What's in a word? the discursive construction of 'creativity'.
This source preferred by Mark Readman
Authors: Readman, M.
This work begins with the idea that creativity is a problematic concept generally and in education particularly. I argue that it is necessary to shed a belief in an ʻessenceʼ of creativity in order to understand how knowledge about creativity is produced. In a review of different approaches to creativity I identify the ways in which ʻtruth effectsʼ are produced in scientific and popular texts. Of particular interest here are approaches and assumptions (expressed through language and operations) in the domains of psychology, education and the arts.
A post structuralist analytical methodology, drawing particularly on Foucaultʼs work, is justified in relation to the significance of concepts such as discourse, ideology, rhetoric and myth which, I argue, are crucial in understanding how creativity is made meaningful.
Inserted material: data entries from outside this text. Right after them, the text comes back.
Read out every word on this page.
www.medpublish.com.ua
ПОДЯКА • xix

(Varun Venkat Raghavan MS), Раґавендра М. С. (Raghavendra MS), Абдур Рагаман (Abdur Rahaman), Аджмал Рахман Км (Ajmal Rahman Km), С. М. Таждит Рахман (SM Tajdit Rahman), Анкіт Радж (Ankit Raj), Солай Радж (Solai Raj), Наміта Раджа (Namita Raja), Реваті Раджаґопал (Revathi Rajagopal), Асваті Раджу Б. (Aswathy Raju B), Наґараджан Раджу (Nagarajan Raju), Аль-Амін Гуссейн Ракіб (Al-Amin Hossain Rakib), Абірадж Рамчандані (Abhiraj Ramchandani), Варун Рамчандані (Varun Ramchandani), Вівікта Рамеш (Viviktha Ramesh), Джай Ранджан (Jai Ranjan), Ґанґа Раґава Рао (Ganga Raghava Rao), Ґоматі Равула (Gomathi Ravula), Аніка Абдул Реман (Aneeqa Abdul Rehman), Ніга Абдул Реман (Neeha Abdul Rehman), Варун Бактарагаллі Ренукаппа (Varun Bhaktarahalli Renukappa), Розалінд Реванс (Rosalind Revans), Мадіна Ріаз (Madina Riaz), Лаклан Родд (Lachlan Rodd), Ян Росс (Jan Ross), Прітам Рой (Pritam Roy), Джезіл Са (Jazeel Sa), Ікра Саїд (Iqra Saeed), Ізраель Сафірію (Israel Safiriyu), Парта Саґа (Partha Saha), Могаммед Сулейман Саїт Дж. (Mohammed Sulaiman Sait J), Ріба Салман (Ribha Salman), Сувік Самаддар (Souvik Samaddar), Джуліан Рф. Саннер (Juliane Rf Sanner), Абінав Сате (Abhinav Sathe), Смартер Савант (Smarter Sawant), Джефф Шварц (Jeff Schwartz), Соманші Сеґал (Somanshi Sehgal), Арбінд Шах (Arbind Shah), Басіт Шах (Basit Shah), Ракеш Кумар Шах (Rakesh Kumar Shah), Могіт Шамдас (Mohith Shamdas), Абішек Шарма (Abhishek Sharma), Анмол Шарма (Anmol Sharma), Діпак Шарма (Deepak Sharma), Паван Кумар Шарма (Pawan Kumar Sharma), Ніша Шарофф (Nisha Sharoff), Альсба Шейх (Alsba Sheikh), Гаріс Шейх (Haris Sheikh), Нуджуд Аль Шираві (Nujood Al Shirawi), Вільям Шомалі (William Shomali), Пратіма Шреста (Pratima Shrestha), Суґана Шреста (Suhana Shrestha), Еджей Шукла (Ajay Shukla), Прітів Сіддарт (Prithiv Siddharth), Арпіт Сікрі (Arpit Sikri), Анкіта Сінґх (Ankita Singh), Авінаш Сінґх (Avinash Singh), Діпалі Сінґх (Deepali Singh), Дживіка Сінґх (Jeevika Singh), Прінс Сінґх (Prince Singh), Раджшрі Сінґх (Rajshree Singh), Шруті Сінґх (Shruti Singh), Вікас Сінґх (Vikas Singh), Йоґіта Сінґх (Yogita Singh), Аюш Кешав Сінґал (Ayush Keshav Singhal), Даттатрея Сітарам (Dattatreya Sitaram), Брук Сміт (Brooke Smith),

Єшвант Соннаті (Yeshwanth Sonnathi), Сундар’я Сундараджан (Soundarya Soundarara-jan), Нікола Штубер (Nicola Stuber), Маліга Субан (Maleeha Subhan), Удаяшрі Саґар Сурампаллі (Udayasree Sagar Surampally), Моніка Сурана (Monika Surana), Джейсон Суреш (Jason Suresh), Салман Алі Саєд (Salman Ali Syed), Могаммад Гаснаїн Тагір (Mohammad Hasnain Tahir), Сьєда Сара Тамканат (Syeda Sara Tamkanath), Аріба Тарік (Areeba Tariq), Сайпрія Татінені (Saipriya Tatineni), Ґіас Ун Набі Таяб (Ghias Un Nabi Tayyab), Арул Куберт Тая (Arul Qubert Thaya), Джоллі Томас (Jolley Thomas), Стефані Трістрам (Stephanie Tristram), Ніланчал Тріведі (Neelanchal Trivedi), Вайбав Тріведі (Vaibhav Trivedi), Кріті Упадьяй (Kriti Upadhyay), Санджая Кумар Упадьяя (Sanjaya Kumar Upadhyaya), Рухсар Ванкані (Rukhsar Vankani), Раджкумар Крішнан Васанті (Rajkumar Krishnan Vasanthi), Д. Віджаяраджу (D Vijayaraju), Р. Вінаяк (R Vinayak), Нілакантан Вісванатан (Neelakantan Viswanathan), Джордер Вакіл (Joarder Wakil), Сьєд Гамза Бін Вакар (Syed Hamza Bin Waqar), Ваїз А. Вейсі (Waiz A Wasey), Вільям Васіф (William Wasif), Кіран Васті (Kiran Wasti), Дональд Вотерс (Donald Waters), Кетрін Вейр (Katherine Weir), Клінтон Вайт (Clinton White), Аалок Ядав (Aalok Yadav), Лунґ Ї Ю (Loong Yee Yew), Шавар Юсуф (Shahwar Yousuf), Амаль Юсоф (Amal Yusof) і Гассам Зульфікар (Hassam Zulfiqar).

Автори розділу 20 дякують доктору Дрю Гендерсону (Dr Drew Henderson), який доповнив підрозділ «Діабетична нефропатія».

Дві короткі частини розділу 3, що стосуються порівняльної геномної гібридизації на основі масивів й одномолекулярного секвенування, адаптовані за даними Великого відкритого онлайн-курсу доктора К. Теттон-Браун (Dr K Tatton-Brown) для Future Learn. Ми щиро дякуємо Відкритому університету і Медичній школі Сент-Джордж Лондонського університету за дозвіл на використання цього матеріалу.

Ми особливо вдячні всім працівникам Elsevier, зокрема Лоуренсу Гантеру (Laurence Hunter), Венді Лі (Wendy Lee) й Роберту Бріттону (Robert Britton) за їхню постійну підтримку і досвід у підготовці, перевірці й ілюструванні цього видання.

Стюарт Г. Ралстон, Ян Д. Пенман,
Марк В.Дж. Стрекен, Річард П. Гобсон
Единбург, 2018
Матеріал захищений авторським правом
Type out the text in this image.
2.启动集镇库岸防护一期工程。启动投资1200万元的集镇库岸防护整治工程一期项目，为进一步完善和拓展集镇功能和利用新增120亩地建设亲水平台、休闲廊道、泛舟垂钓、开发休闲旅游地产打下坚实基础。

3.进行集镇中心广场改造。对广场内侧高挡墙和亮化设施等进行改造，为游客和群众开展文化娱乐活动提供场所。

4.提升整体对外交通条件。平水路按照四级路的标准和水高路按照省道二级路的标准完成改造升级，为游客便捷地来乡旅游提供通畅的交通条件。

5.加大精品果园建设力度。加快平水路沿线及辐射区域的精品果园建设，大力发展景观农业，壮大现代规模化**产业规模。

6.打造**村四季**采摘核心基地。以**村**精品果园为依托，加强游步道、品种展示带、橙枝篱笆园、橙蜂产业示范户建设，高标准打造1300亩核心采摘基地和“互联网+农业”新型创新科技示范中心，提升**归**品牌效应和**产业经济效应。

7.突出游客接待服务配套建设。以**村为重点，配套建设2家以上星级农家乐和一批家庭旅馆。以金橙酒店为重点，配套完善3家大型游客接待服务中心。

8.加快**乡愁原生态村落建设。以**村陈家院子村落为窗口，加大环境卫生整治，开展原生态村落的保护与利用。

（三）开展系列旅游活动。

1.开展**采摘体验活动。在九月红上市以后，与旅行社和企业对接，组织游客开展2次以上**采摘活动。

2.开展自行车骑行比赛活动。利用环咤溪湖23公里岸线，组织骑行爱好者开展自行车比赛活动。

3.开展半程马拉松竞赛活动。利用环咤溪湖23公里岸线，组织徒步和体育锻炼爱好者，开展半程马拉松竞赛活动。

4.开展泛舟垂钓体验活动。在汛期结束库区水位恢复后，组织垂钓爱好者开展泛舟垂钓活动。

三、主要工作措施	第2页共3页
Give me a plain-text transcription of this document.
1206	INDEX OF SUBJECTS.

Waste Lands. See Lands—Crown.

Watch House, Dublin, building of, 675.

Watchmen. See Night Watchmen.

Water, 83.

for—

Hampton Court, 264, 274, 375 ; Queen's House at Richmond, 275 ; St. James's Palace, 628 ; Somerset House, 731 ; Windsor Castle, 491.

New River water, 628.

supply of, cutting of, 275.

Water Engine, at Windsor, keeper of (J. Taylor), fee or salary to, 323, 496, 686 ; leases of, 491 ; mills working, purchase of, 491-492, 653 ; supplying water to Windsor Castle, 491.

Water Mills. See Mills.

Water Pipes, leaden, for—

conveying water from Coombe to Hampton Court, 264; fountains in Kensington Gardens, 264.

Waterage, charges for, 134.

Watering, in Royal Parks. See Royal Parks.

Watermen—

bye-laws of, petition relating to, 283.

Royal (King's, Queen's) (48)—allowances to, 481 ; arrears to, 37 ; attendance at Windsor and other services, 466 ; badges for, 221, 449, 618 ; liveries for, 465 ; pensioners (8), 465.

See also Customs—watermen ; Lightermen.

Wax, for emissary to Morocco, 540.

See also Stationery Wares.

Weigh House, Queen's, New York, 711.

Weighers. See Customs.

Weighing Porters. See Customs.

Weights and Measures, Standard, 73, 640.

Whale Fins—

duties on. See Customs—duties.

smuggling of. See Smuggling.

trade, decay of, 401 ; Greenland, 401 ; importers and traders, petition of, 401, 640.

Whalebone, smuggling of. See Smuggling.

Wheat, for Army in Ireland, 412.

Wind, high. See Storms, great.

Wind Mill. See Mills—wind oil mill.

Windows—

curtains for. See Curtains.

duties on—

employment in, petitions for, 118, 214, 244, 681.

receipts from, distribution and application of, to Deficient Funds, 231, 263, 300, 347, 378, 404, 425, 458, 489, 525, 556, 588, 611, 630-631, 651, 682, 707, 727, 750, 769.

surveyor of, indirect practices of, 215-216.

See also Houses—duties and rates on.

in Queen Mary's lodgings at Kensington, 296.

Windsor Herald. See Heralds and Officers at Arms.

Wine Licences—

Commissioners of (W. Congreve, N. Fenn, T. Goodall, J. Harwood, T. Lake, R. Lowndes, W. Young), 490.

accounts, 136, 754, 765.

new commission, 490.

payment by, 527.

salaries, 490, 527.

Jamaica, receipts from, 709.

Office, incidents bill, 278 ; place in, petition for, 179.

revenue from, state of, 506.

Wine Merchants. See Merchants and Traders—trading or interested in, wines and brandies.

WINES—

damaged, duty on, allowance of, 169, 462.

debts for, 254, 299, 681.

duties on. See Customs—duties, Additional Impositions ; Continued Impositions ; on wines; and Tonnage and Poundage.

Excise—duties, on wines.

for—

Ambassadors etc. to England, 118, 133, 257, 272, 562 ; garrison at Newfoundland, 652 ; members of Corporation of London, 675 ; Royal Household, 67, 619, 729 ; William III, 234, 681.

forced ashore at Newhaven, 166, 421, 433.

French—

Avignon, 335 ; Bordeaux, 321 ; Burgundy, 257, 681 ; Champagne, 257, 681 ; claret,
The primary analysis is of key documents from the last decade which have sought to inform education policy on creativity: All our futures (NACCCE 1999); Creativity: Find it, promote it (QCA 2004); Nurturing creativity in young people (Roberts 2006); Learning: Creative approaches that raise standards (Ofsted 2010a). Attention is given to the discursive processes of authorising particular models of creativity in these documents, the ways in which tensions and contradictions are dealt with and the implications for ʻcreativityʼ in education. An explicitly reflective mode is adopted where appropriate, in order to highlight my epistemological development during the course of the research. This takes the form of ʻinterruptionsʼ between chapters. I argue, ultimately, that there is a case for only operating with the term ʻcreativityʼ in a reflexive, meta-discursive way and that this is a particular necessity in education.